Twig + Tale Storytellers: Identity and Sewing

Sewing our own clothing gives us a unique opportunity to create garments that are so much more personal than store-bought clothing, allowing us to express who we are.  This month, Twig + Tale Storyteller Jaylee "Bunny" Seay shares some thoughts on how sewing relates to her identity,  and how it allows her to create garments that let her identity shine through.  

My earliest memory of sewing was cutting holes into an old pillowcase from my grandma’s linen closet to make myself a shirt.  I was in kindergarten, and so excited to make something I could wear. 

I’ve always loved expressing who I am through my clothing; as a young child, I would refuse to leave the house without wearing a pretty dress with hat and handbag.  In grade school, I would explore thrift stores with my grandparents to find fun and funky clothes, especially tie-dye and anything with an unusual print (I had a pair of ivory denim shorts with multicolored pasta-like designs in fourth grade, and I loved them!).  I was inspired by the stories I loved, like Scooby-Doo, Pippi Longstocking, the American Girl series, and more.  My identity back then wasn’t something I really thought of; I just knew I was “creative”, “smart”, “artistic”, “a good friend”, and ways others, especially the adults in my life, would describe me. 

As I aged, I did spend a few awkward early teenage years hiding under too-big T-shirts and loose jeans; back then, I wanted so badly to hide who I was and blend in, at least a little.  In my room, I’d sketch fantastical dresses, inspired by the many science fiction and fantasy books I read (and wrote!).  I wanted to dress like, to feel like, to become the heroine of my own story… but Monday always came to call me from a galaxy far, far away and back to my school uniform, the reality that I had to suppress who I was at school, and the confusion of growing up and discovering a sense of self.  For “dressy” occasions, I would look to my mom’s closet and borrow her richly embroidered blouses.  It didn’t feel quite like me, but I did quietly like the feminine details I usually avoided back then.  I felt a tiny bit like the characters of my books and daydreams.

I started to find my style again in college, when I had disposable income and the courage to branch out… and the freedom to explore shops with friends.  I wanted to find out who I was, and who I was becoming.  My clothes still reflected who I was, but went from sweet and pastel one day to dark and artsy the next.  I was both, and so much in between.  I started sewing my own clothes in earnest in college, making the clothes I’d envision but couldn’t find in my size or budget; I started teaching friends to sew, and we’d have sleepovers to make circle skirts and take fashion pictures of our outfits.  I wasn’t amazing at sewing yet, but we learned a lot and had so much fun. 

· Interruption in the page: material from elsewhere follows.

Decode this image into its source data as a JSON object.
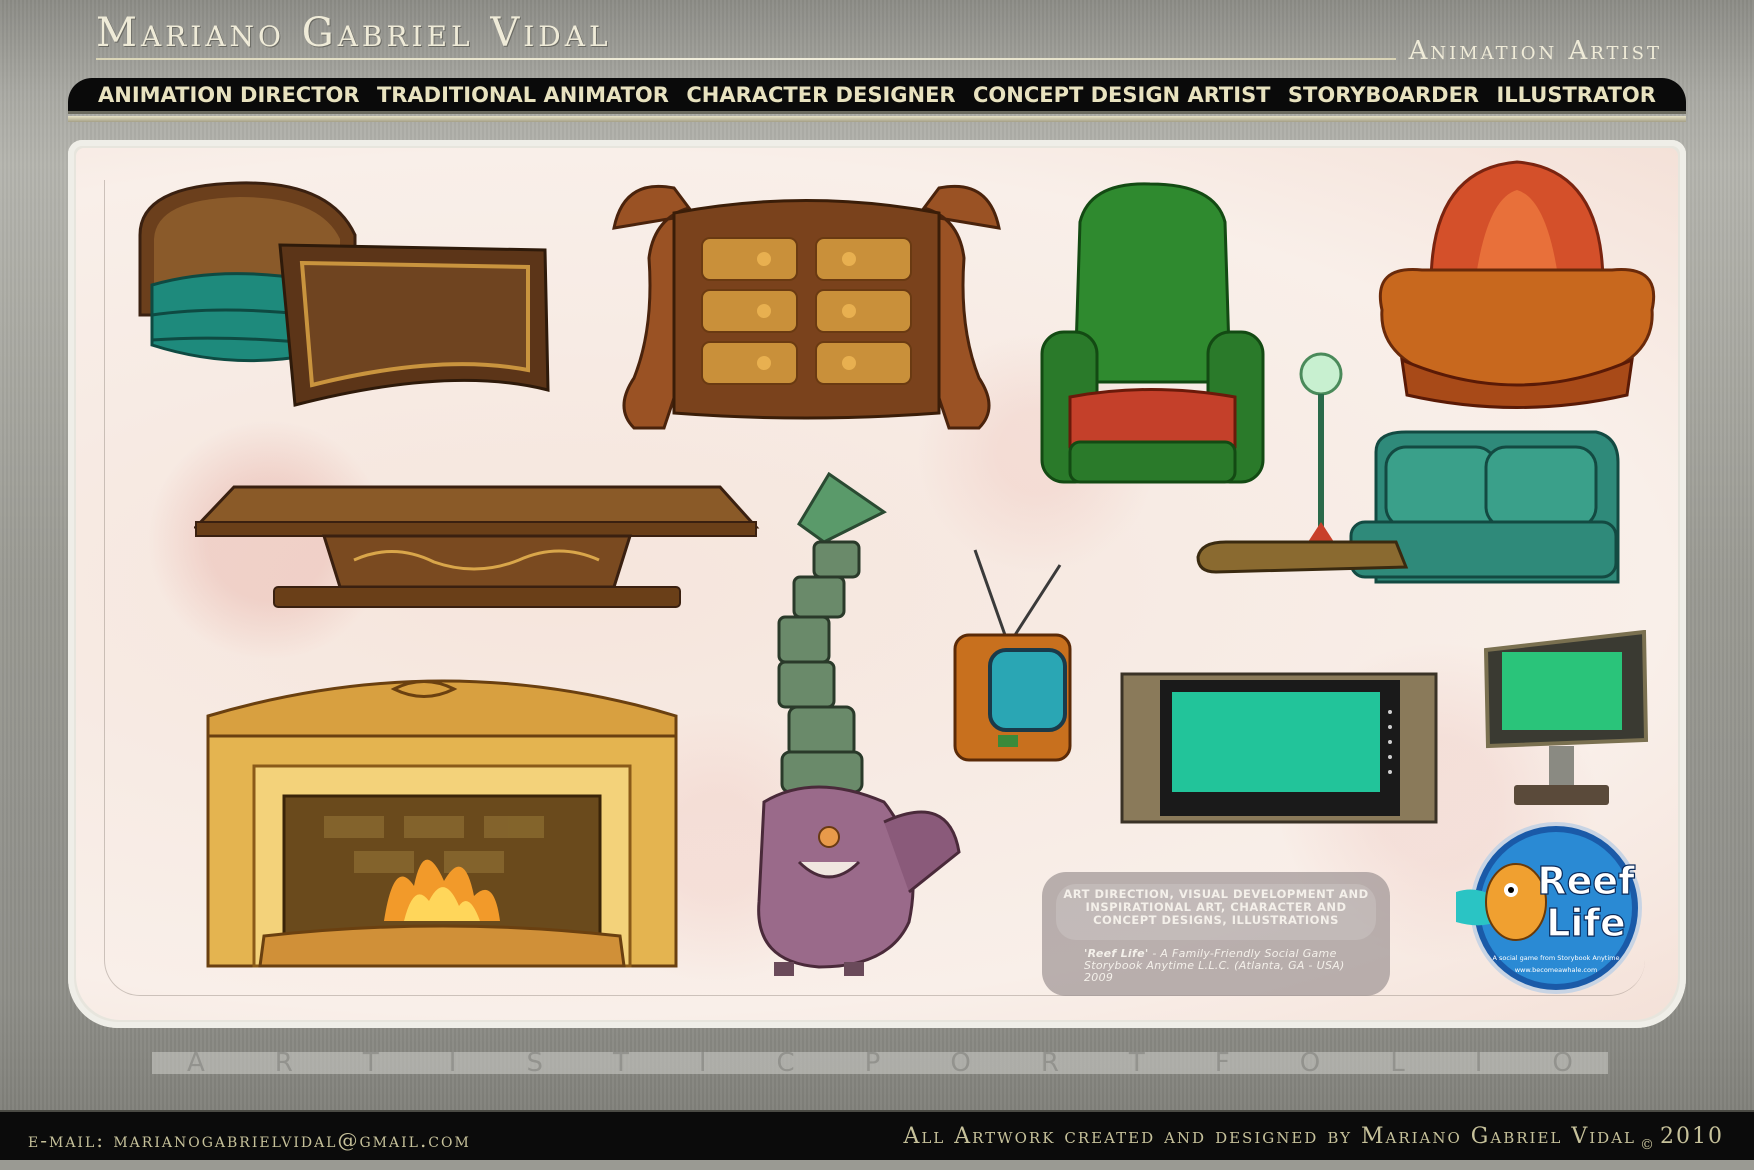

I read a lot in college, given I was an English major, and I wrote so much more than my minor in creative writing asked of me.  I had entire universes in my head, and I’d sketch the outfits some of the characters would wear.  I’d even dress like those characters sometimes, to try out a different style.  Is this me?  Is that me?  Does this reflect who I am, or the worlds inside my head? 

Jaylee (Bunny) wearing a fur-lined Traveller Cape

As an adult, sewing became my escape, my way to bring the worlds I envision to life.  I can be the heroine of my own story, and shape that story any way I want.  My sense of identity has evolved so much since I first started sewing and creating, but I know I’m still discovering and changing, and I will always do so. 

I love telling stories with many of my outfits, to reflect who I am inside on the outside. I can be both princess and dragon, and anything else I want to be.  I pull costumes for myself (and sometimes friends or family)  from my closet, since I do favor what most may consider “statement” pieces. 

Jaylee wears Dragon Wings for a fantasy-inspired look

I know some core things never change, like I value kindness, creativity, beauty, and self-expression.  I have always tried to build my sense of identity around these things.  Part of kindness for me is to sew my own clothes and avoid fast fashion as much as possible; I know how much work goes into a piece of clothing, so I strive to make everything in my closet something I truly love.